Months passed, and Lilith swam around in her vat eating agules, and nothing else happened. He had designed the tetras to be parthenogenic, but she had yet to reproduce. Hector started limiting the number of people in the vat room, but that only seemed to make her more restless. Then one night, when he was working there alone, she came to him. He was shocked to see her out of the vat, and even more shocked to realize, as she raised one hand to cup the side of his face, that she was dry. She detested being dry, but he had told her how dangerous growth medium was to humans, and she must have realized it was necessary — she spread her hands across his chest — for this. To his eternal shame, he made love to her that night. He tried to reason with himself that it was necessary. Ring tail lizards, he kept telling himself, were parthenogenic but only reproduced if another ringtail lizard went through the motions of mating with it. They were all females, but one would act the male, mounting the other and stimulating her to ovulate. Male or female, it didn’t matter. What mattered was the act of love. He had not passed his genetic material on to Lilith’s offspring, yet he had caused them to be born, just the same.

And he was glad, because he was a scientist and his creation flourished, and because he was a scientist and Lilith was his creation, he was ashamed.

She laid a clutch of twelve eggs which nestled at the bottom of the vat for six months before they hatched. But these tetras were smaller than Lilith, and tests showed that they were sterile.

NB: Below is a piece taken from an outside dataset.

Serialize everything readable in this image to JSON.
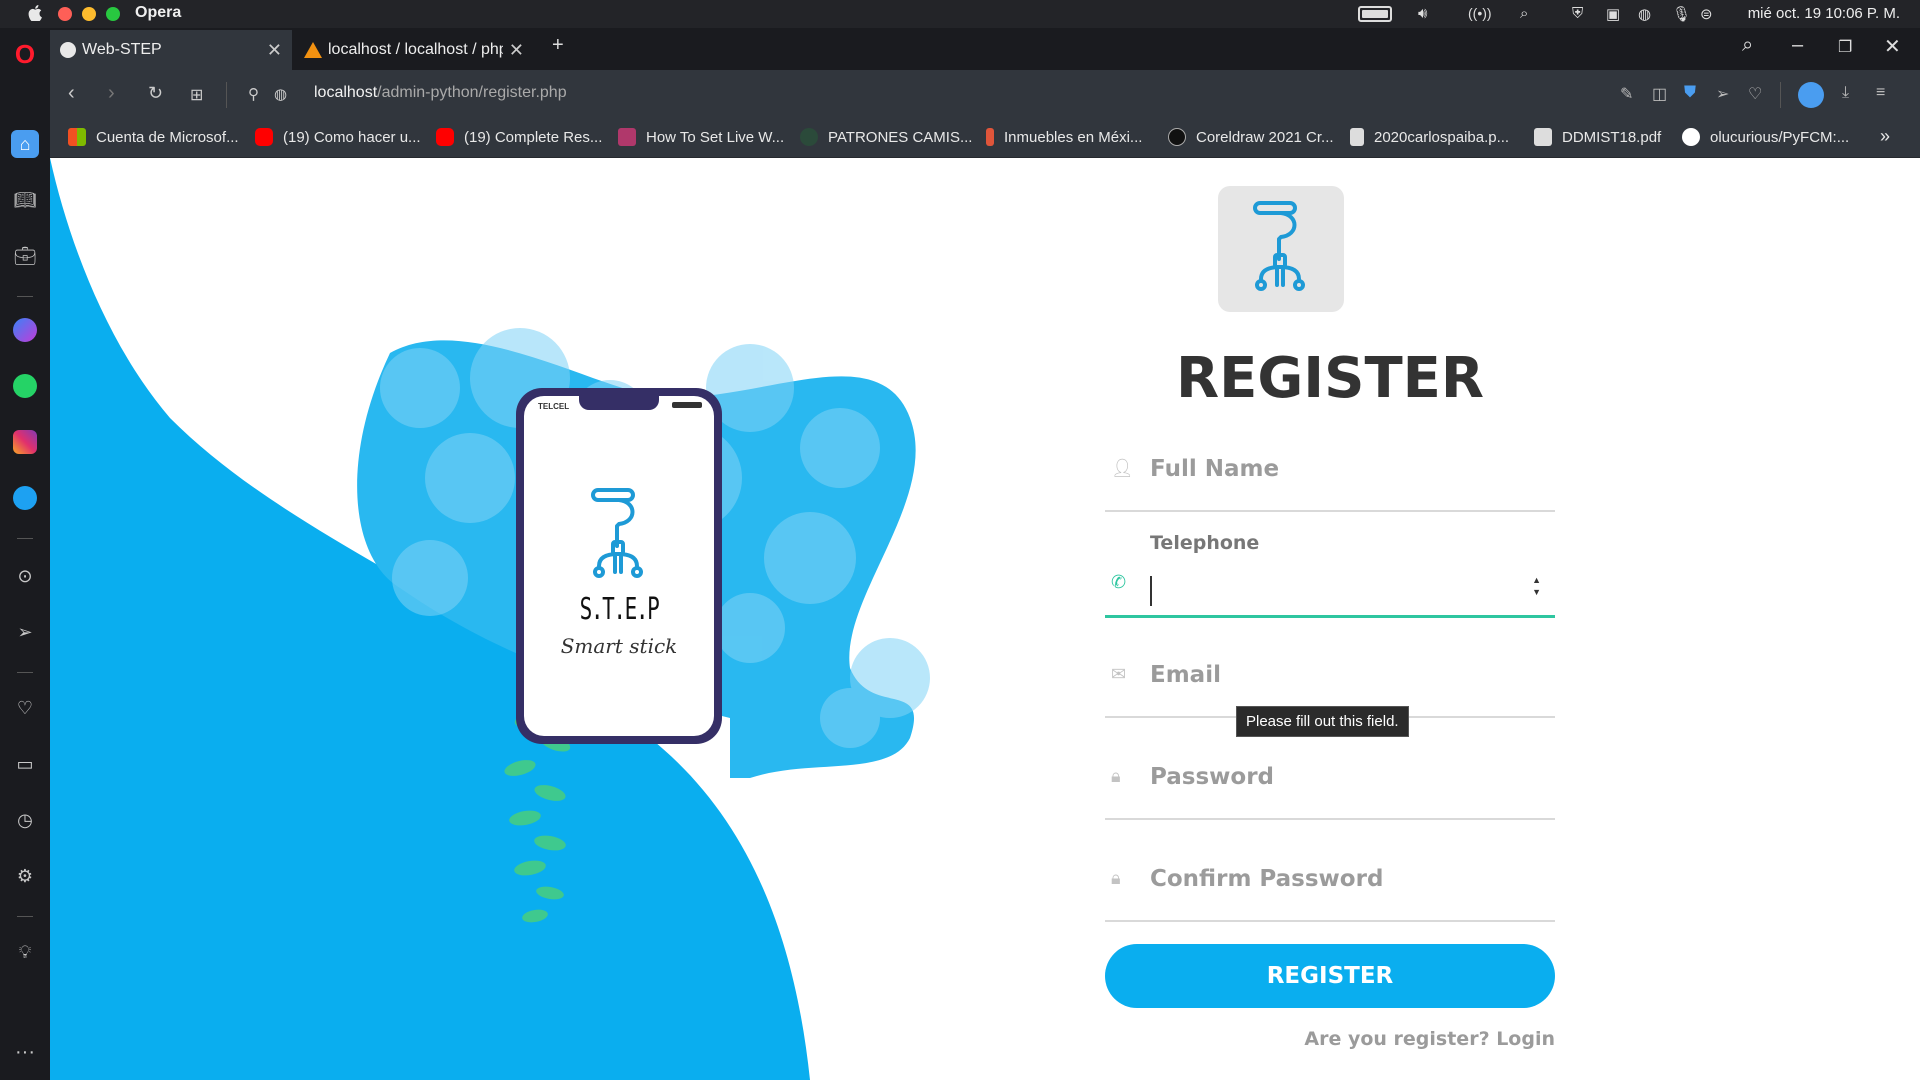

Lilith began to turn away from Hector and his assistants, devoting herself to her daughters; grooming them, cuddling them, and ordering them around. She laid a single egg, without his or any other human’s assistance.

That egg sat at the bottom of the vat like a time bomb, a bomb that went off, six months later, when Hector went down to the vat room late one night, and found a lone tetra curled up against the outer door

— naked, like they all were.

Her lower arms were wrapped around her knees, her upper arms sheltering her bent head. She looked exactly like Lilith, but when he touched her she gazed up at him with the eyes of an infant, unguarded and unwise.

She'd had a harsh introduction to the world, that was sure. She was covered with bruises and bites. A gash on her left thigh and another just below her right collarbone looked serious. He hesitated before the crouching thing. She was too big for him to carry, but he didn't know if she could walk yet. The others had all started out swimming.

It was chilly in the hallway, and she shivered, looking up at him with wide eyes that looked dark and wet in the cold shine of the halogen lighting. Hector Martin took off his raincoat and drew it over her shoulders. With a tentative hand on an arm, he guided her to a standing position. She leaned on him and nestled her head against his shoulder. He got his arm around her waist. She responded by clinging to him with three arms. When Hector took a step, she followed suit. Good, she could walk.

“This way,” he said pointlessly, steering her towards the elevator. If she was anything like her mother and sisters, it would be weeks before she learned human speech.

Fortunately they didn’t have to wait long for the elevator to arrive. On the ride up to his apartment she slumped against him, fairly pinning him to the wall of the elevator. When the doors opened, she didn’t budge. She liked the elevator. She did not want to leave the elevator. And she was at least as strong as he was, though less coordinated just now.